Cluster Analysis in Python
聚类
数据是么有标签的,属于无监督学习
使用scipy包中的函数
hierarchical clustering
-
层次聚类/系统聚类
-
linkage:聚合距离函数
-
fcluster:层次聚类函数
-
dendrogram()
原理
计算样本之间的距离。每次将距离最近的点合并到同一个类。然后,再计算类与类之间的距离,将距离最近的类合并为一个大类。不停的合并,直到合成了一个类。其中类与类的距离的计算方法有:最短距离法,最长距离法,中间距离法,类平均法等。比如最短距离法,将类与类的距离定义为类与类之间样本的最短距离
scipy实现
- linkage()h函数实现层次聚类,
- dendrogram()函数能够根据聚类的结果画出层次树,
- fcluster()函数能够提取出聚类的结果(可以根据临界值返回聚类结果,或者根据聚类数返回聚类结果
- 通过seaborn进行可视化展示
linkage()
- 聚合函数
scipy.cluster.hierarchy.linkage(y, method='single', metric='euclidean', optimal_ordering=False)
参数
- y:可以是1维压缩向量(距离向量),也可以是2维观测向量(坐标矩阵)。若y是1维压缩向量,则y必须是n个初始观测值的组合,n是坐标矩阵中成对的观测值
- method:簇间度量方法,包括single,complete,ward等
- metric:样本间距离度量,包括欧氏距离,切比雪夫距离等知乎
dendrogram()
- 层次聚类树函数
或者叫做谱系图
The dendrogram illustrates how each cluster is composed by drawing a U-shaped link between a non-singleton cluster and its children.
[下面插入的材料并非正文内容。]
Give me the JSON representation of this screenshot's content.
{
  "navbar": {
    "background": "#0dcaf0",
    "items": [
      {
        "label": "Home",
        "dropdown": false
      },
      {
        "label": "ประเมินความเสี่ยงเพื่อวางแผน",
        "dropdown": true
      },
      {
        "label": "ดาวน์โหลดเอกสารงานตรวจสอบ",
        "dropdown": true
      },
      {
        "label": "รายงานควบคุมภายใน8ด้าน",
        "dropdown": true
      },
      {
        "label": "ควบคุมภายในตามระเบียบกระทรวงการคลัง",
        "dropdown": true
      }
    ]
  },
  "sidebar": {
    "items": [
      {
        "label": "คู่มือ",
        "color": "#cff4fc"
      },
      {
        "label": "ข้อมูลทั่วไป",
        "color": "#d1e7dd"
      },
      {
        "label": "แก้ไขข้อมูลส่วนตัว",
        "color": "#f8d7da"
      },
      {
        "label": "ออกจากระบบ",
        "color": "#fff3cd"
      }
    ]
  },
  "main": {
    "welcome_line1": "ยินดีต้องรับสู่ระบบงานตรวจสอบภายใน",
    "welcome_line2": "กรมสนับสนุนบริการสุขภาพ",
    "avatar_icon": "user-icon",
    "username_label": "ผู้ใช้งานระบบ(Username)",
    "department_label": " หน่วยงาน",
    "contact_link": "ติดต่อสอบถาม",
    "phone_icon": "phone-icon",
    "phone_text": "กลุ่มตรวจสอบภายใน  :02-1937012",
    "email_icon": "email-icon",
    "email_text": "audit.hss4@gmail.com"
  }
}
The top of the U-link indicates a cluster merge. The two legs of the U-link indicate which clusters were merged. The length of the two legs of the U-link represents the distance between the child clusters. It is also the cophenetic distance between original observations in the two children clusters.
可以通过谱系图选择聚类数量
复现
# Perform the necessary imports
from scipy.cluster.hierarchy import linkage, dendrogram
import matplotlib.pyplot as plt
from scipy.cluster.hierarchy import fcluster
# Calculate the linkage: mergings
mergings = linkage(samples,method='complete')
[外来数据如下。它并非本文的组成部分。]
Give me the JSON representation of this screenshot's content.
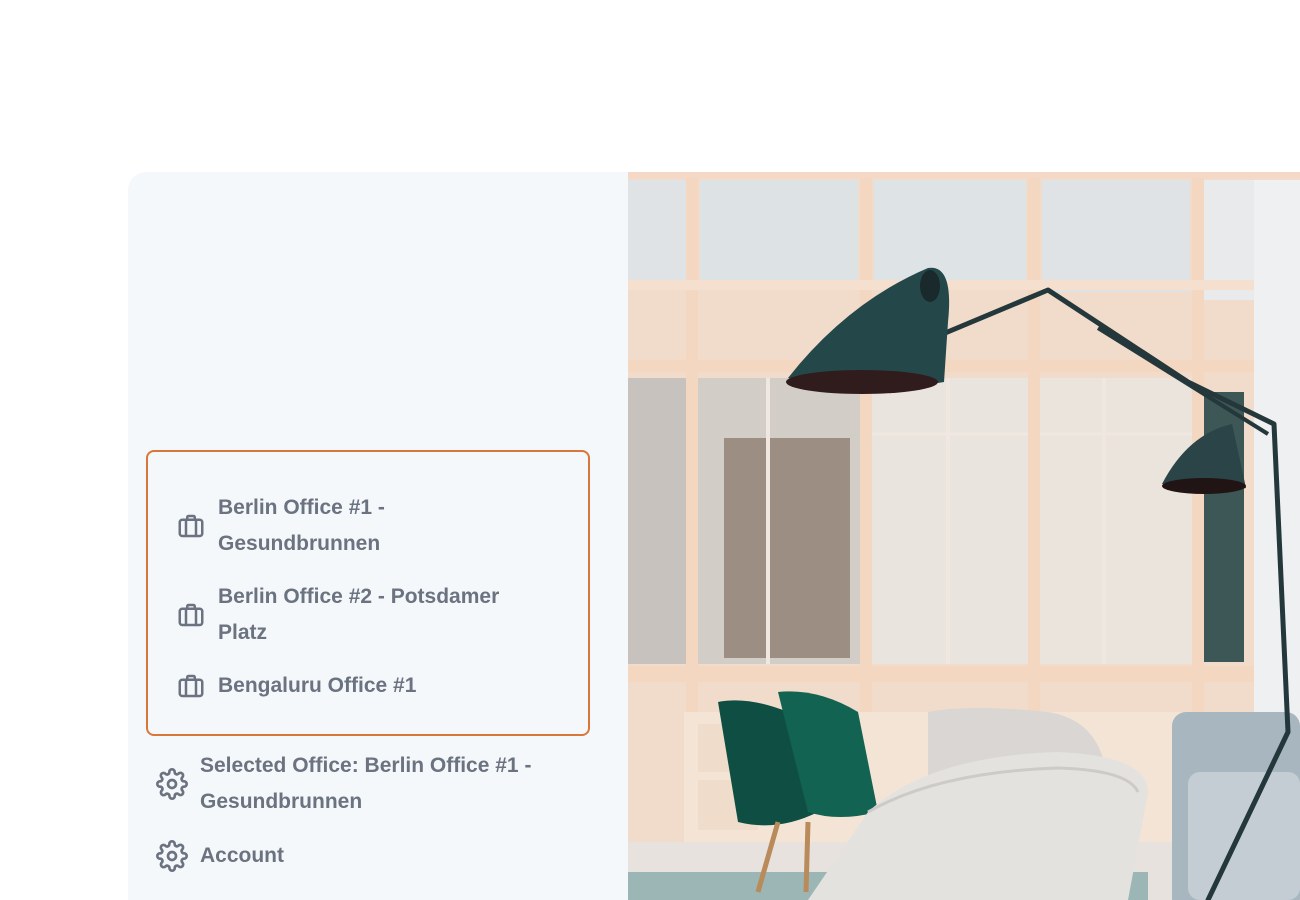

# Plot the dendrogram, using varieties as labels
dendrogram(mergings,
labels=varieties,
leaf_rotation=90,
leaf_font_size=6,
)
plt.show()
# Use fcluster to extract labels: labels
labels = fcluster(mergings, 6, criterion='distance')
# Create a DataFrame with labels and varieties as columns: df
df = pd.DataFrame({'labels': labels, 'varieties': varieties})
# Create crosstab: ct
ct = pd.crosstab(df['labels'], df['varieties'])
# Display ct
print(ct)
##<script.py> output:
varieties Canadian wheat Kama wheat Rosa wheat
labels
1 14 3 0
2 0 0 14
3 0 11 0

# Import linkage and fcluster functions
from scipy.cluster.hierarchy import linkage, fcluster
# Use the linkage() function to compute distances
Z = linkage(df, 'ward')
# Generate cluster labels
df['cluster_labels'] = fcluster(Z, 2, criterion='maxclust')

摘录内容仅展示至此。